RBI may ease norms for FII inflows to boost stagnant bonds market

The Reserve Bank of India may ease norms for foreign investors, including permitting them to trade in currency futures and allow repurchase facility in commercial papers (CPs) and certificate of deposits (CDs), to boost the stagnant bonds market.

“We are thinking if foreign institutional investors can be allowed to trade in currency futures,” said HR Khan, deputy governor, Reserve Bank of India, at a conference. “We are now flexible on residual maturity and lock-in period,” he said referring to restrictive norms for foreign funds in holding domestic bonds.

So far foreign investors could only hedge their currency risk through their authorised banks by buying forwards contracts and are not allowed to trade in currency futures on currency exchanges.

As of now, foreign investors have to hold the bonds for one to three years depending on the category of bonds and, in some categories, they cannot buy bonds below the maturity of three to five years.

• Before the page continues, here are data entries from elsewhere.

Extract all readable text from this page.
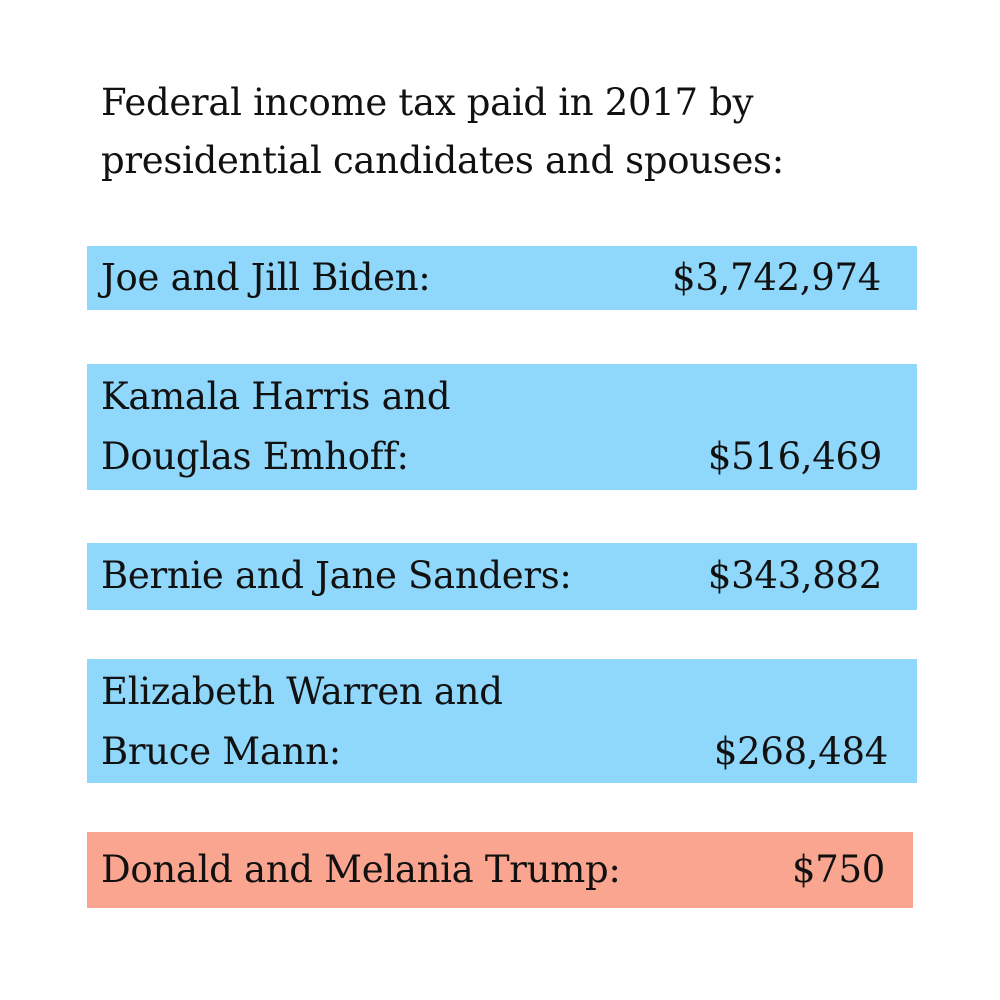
Federal income tax paid in 2017 by
presidential candidates and spouses:
Joe and Jill Biden:	$3,742,974
Kamala Harris and
Douglas Emhoff:	$516,469
Bernie and Jane Sanders:	$343,882
Elizabeth Warren and
Bruce Mann:	$268,484
Donald and Melania Trump:	$750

The investment ceiling for foreign investors in government bonds is $20 billion and $46 billion in corporate bonds.

The Government of India has introduced an additional limit of $5 billion each in government and corporate bonds to stabilise the Indian rupee that is being pummelled because of high imports and exports that shrank for the seventh straight month.

RBI is also considering to allow repo facility for commercial papers and certificate of deposits.